In ‘Ambiguous Journey to the City’ Ashis Nandy talks about the complicated ideological contestation between the city and the village, which he argues has been imagined and re-imagined in Indian cinema: ‘certain core concerns and anxieties of Indian civilization have come to be reflected in the journey from the village to the city’ (Nandy, 2001). Nandy contextualises this ostensibly politicised narrative in the initial framework of partition, suggesting it is a troubling once since the void between the urban and rural is marked by an epoch of suspicion, fear and ritual. The interaction between the urban and rural in the context of urbanoia is decidedly adverse and a similar idea plays out in NH10. However, the imaginary monster often posing the main threat is refashioned in the form of a feudalistic, hierarchal matriarchy. Not only is the village positioned as the other, but also its suspicion of outsiders, in this case the urban middle class of Bangalore, is denied an exclusive misogyny since Meera is accosted by one of her colleagues in a presentation for having it easy because she is a woman.

The troubling gender politics of the rural harbour an ubiquity also evident in the supposedly progressive urban Bangalore, which makes Meera’s final stand, fuelled by revenge, as a resolutely personal one. A concern with NH10 is that the film comes perilously close to demonizing the rural, offering what is a generalised view of the village as lawless, unfriendly and territorial. Nonetheless, many urbanoia films take a similar stance so NH10 may simply be reiterating the conventions.

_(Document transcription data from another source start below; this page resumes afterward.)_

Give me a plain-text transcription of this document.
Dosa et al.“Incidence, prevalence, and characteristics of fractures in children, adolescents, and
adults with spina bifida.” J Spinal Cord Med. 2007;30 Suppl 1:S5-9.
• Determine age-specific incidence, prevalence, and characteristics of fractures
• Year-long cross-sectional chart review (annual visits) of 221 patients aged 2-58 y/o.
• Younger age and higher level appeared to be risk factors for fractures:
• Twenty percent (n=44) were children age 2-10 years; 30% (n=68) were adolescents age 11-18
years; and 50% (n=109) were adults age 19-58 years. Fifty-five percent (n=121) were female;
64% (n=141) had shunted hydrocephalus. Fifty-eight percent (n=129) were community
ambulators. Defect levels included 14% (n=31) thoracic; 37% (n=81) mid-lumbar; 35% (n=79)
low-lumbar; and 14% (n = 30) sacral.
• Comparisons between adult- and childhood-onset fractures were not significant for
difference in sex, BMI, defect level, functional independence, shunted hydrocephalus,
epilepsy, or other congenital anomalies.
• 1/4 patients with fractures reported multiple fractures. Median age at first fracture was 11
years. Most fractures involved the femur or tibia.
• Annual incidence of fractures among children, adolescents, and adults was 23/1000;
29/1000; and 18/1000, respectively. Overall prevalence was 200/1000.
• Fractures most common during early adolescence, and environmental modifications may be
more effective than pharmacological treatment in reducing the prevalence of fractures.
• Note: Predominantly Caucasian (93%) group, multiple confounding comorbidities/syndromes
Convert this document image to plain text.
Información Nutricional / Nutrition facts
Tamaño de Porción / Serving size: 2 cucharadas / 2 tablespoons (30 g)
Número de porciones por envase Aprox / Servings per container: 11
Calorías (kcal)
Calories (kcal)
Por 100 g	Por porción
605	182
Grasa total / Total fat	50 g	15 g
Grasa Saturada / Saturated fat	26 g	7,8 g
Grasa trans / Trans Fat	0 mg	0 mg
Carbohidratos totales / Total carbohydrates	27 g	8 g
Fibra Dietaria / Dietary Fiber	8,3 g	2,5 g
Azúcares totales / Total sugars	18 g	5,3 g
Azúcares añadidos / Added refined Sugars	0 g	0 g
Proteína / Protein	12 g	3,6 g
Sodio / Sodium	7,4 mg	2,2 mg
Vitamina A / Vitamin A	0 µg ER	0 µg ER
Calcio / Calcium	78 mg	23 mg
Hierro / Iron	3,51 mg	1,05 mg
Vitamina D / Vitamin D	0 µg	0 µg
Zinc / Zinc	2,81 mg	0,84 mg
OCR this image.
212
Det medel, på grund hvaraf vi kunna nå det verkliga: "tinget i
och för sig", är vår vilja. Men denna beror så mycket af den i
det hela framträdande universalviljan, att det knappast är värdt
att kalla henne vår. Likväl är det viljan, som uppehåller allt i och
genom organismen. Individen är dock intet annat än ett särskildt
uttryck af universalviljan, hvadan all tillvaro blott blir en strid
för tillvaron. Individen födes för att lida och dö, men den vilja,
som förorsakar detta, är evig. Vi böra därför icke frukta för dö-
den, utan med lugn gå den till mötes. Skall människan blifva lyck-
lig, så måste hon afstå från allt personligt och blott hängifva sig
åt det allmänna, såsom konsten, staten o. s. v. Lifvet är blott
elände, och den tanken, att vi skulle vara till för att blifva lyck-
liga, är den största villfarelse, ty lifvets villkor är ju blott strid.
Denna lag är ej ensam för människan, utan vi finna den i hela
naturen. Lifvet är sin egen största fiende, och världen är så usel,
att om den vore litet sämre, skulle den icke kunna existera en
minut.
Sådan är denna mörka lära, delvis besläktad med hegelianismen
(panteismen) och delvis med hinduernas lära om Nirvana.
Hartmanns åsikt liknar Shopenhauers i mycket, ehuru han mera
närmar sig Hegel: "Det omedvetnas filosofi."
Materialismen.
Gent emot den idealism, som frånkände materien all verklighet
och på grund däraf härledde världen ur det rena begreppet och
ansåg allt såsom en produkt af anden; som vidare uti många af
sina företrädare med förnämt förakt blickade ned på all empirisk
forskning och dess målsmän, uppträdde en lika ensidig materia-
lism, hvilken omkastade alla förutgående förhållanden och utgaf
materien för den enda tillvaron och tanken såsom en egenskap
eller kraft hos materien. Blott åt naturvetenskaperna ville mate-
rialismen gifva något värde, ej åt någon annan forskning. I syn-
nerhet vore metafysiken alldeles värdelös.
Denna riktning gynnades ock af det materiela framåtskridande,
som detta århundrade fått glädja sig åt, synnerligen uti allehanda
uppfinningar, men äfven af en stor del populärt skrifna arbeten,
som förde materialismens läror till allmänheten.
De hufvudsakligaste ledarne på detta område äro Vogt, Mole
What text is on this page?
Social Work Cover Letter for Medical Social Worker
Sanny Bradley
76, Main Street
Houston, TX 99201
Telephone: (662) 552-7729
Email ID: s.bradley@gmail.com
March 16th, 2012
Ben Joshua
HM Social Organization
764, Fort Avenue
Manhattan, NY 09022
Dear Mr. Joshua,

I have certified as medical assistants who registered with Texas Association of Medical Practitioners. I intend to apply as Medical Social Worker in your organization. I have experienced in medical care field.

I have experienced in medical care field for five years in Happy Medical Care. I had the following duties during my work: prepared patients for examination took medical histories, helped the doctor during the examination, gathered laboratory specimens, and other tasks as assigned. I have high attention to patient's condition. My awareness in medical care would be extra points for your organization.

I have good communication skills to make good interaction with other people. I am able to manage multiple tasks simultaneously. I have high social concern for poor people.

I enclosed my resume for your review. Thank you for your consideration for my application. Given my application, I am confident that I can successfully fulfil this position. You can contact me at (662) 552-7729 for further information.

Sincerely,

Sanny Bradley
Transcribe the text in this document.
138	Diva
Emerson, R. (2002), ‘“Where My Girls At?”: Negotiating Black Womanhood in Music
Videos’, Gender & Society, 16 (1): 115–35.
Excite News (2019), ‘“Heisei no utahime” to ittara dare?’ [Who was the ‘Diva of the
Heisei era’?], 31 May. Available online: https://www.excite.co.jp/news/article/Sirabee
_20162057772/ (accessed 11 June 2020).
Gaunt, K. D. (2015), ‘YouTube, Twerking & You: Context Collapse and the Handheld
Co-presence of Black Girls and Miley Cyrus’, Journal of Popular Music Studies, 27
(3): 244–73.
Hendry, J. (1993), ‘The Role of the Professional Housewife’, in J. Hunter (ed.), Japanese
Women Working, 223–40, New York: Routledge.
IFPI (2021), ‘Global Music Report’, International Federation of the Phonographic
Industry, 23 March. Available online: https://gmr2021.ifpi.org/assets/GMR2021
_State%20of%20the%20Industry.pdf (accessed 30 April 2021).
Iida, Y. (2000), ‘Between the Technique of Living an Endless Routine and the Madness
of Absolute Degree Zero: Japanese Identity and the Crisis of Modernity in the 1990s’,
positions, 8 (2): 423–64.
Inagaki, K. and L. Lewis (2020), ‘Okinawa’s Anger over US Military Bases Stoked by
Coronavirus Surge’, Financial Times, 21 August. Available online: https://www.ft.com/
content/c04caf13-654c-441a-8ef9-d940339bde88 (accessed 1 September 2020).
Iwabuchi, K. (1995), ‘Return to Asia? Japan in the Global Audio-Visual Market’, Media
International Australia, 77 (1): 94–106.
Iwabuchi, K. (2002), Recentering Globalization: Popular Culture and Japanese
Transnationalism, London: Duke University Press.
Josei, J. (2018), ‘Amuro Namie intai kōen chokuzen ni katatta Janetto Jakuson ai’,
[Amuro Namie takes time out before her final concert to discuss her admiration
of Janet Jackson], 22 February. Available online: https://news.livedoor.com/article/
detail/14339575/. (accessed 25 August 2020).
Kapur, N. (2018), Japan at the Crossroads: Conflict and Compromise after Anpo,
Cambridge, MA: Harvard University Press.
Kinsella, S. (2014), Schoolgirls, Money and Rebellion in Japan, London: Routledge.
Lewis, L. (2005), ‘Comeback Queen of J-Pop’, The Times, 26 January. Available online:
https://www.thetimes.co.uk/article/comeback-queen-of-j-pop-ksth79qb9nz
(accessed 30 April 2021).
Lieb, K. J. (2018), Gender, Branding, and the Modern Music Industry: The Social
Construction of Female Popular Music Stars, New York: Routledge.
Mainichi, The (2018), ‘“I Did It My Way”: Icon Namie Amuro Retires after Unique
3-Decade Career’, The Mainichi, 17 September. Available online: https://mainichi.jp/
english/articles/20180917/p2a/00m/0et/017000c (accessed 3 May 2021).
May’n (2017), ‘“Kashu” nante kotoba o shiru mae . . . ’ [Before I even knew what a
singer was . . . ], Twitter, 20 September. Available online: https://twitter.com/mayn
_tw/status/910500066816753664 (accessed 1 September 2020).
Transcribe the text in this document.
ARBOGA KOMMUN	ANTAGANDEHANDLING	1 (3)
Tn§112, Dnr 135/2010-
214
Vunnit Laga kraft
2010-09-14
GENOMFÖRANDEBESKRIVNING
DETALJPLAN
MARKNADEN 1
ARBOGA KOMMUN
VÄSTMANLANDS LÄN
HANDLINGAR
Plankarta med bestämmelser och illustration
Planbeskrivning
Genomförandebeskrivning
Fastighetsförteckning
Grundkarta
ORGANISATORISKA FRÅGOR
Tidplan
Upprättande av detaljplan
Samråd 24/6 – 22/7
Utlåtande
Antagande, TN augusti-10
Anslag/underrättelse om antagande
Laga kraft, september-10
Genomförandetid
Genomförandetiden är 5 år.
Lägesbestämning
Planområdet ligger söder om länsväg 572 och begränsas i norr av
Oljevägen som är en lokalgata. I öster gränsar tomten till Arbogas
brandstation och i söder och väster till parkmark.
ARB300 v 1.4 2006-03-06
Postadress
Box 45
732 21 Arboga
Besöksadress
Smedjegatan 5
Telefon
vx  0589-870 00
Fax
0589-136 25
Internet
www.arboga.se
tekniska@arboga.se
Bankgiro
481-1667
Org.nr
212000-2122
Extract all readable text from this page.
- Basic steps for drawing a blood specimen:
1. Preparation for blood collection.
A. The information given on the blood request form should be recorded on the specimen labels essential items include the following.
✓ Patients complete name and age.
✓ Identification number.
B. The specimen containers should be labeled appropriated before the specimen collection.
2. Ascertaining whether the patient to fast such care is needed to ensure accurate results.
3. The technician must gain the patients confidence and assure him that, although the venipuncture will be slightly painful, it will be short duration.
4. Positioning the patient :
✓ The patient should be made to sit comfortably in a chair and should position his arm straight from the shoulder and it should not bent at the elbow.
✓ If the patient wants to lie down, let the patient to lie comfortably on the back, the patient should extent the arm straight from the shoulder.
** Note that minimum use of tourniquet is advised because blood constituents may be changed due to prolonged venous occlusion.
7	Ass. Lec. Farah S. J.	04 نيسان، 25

Another pertinent trope, which marks this out as a horror, is Carol Clover’s final girl theory, and this is where the film seems most explicit in terms of recalling the traditions of the slasher genre, since Meera recognises she must slay the monster if she is to survive and achieve some personal catharsis. Interestingly, the gender politics at work in the finale are very timely indeed, offering female audiences with an affecting Indian female anti-hero, somewhat of a rarity in mainstream Indian cinema, who dispenses violence against the men of the village that reverberates into the real national concerns of rape, harassment and misogyny directed towards women. Is Meera a growing attempt by Indian cinema to rework the angry young man construct as a means of accounting for the shift in gender politics, giving rise to the angry young woman?

Navdeep Singh showed great promise with his rural noir Manorama Six Feet Under, released in 2007. NH10 certainly marks him out as a director who understands genre cinema. One a final note, the songs in the film are misplaced and completely unnecessary and although their inclusion does not overly impact on the film, it seems a little odd why they have been included given the genres of horror and thriller seem unable to accommodate for such artificial devices of melodrama. Ultimately, NH10 works best as a B-movie with an inviting ideological subtext. The film was a sleeper hit and a sequel has been talked about which could develop further the angry young woman trope.